As Rebecca darted past the window, she waved a hand in Kasidy’s direction without looking. “Hi, Mommy,” she yipped, and kept running.
Kasidy had not seen her daughter take notice of her standing at the window. Kasidy dismissed the odd moment, but not quite as easily as once she would have. Such episodes—Rebecca perceiving some detail she had apparently neither seen nor heard, knowing some fact that seemed beyond her knowledge and experience—had occurred from time to time, even all the way back to her infancy. How often in the middle of the night had she stopped crying the moment Kasidy opened her eyes, as though Rebecca somehow sensed that she would soon receive food or a diaper change or whatever would satisfy the need that had caused her tears?
Tey chased along after Rebecca, looking up at the window, also waving and offering a “Hi, Ms. Yates” as she passed. With a slim figure and a personable demeanor, the young woman, just turned thirty, did not appear especially formidable. Her extensive law-enforcement training and experience told a different story, though. Skilled in the implementation of protective techniques, in the use of numerous weapons, and in myriad forms of hand-to-hand combat—including the rigors of Klingon martial arts—Jasmine Tey constituted an impressive one-woman security force. At the time Rebecca had been seized by the Ohalu extremist, Tey had just stepped down after a five-year to
ur on the detail safeguarding Bajor’s first minister, Asarem Wadeen. At Asarem’s suggestion, Tey had been brought in to assist in safely recovering Rebecca, and she had been instrumental in those efforts.
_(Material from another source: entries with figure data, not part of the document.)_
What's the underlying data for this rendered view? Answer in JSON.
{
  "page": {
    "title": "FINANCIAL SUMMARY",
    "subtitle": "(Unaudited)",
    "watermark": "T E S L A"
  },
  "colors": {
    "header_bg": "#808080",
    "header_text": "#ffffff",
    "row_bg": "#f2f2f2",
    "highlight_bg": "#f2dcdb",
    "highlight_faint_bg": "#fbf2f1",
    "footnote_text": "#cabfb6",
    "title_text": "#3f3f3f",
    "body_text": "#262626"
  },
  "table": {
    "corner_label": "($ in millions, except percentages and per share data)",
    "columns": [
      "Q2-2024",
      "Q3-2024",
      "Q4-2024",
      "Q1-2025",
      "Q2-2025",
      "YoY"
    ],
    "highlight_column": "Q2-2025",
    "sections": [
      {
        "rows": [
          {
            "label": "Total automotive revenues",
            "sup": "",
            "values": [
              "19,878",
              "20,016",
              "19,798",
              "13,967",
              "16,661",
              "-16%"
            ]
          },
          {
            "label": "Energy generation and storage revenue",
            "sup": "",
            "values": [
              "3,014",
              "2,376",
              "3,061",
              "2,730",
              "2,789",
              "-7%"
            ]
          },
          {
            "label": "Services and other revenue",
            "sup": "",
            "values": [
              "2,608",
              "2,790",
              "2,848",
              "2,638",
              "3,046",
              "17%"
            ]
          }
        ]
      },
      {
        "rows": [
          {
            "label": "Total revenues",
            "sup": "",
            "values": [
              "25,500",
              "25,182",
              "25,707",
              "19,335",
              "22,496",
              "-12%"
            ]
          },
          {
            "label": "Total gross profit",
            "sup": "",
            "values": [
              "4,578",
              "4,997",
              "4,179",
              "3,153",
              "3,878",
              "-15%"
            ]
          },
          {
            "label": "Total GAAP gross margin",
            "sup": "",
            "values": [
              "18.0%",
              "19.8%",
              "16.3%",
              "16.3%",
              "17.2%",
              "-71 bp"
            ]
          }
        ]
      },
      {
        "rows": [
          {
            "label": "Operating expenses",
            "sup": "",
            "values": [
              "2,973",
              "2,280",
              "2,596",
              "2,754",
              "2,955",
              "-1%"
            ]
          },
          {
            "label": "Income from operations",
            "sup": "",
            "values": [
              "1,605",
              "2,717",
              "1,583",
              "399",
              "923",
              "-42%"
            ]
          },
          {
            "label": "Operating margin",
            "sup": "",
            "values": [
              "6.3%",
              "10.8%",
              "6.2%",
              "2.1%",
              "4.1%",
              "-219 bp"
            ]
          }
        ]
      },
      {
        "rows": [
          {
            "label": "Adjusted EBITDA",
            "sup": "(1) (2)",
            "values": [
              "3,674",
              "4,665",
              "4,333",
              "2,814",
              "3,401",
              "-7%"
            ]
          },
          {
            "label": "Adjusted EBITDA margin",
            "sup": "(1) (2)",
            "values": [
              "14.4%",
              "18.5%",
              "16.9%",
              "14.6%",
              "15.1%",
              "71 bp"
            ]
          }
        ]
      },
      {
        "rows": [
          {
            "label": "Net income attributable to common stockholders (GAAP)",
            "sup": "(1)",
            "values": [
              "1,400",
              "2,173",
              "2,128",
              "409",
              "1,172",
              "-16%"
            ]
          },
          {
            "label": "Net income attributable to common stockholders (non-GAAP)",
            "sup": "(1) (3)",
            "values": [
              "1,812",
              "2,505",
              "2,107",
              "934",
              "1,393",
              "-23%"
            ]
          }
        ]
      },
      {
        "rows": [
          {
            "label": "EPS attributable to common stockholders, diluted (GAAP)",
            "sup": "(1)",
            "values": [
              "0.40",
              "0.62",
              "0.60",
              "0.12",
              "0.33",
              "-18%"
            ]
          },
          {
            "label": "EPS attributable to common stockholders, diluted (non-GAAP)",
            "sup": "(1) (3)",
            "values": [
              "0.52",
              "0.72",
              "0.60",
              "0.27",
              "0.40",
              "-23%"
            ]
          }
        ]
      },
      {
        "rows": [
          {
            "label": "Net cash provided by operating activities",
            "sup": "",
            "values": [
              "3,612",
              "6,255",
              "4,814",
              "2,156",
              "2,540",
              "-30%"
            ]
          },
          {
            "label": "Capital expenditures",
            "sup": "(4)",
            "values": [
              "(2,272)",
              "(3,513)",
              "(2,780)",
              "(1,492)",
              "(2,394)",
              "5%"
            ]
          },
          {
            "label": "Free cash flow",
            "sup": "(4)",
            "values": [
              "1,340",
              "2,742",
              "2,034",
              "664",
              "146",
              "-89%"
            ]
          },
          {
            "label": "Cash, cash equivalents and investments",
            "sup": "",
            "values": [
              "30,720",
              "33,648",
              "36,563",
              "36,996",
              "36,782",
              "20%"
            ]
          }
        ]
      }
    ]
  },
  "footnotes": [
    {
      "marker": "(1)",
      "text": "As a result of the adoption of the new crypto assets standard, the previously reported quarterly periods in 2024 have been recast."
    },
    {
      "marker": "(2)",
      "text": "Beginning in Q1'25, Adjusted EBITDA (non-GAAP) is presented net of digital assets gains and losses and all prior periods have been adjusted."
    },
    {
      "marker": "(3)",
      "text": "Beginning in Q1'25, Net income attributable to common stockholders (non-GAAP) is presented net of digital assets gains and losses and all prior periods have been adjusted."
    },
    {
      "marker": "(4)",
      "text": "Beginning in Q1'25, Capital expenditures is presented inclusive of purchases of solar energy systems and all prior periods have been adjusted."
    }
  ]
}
From the first time Rebecca had met her, she’d loved “Auntie Jasmine.” For her part, Tey seemed to return that affection. On days when she came out to the house, the two spent all their time together, sometimes playing, sometimes reading, sometimes staying outdoors.
As Kasidy looked on, Tey caught up to Rebecca, reached down, and grabbed her around the waist. Rebecca let out a loud burst of laughter, and the two tumbled to the ground together. Kasidy could not help but smile at her daughter’s unbridled delight.
Kasidy turned from the window, intending to return to her work on Xhosa’s upcoming schedule. Instead, she felt the smile melt away from her face as she saw the shattered form of the Utopia Planitia station still on her companel; she had meant to switch off the device, but evidently had only paused the news feed. She quickly paced back across the room and punched with a finger at the proper control. Mercifully, the screen went blank.
You’re being foolish, Kasidy told herself. Under normal circumstances, she simply would have grieved for those who had lost their lives in the accident, but the ache that once more rose within her stemmed from a cause more specific than the accidental deaths of people she didn’t know. All roads lead back to Ben, she thought. Fifteen or so years before, after the destruction by the Borg of U.S.S. Saratoga, the ship on which Ben served as first officer, Starfleet assigned him to Utopia Planitia. He spent nearly three years there before his transfer to the command of Deep Space 9.
Kasidy peered at the empty screen of the companel, but in her mind’s eye, she still saw the battered hulk of the Utopia Planitia station. The fact that Ben had served there more than a decade earlier should not have troubled her. When he left Bajor last year and returned to Starfleet, he took command of U.S.S. Robinson, and the last she knew, the Galaxy-class starship patrolled the Romulan border in the Sierra Sector, far from Mars and Utopia Planitia.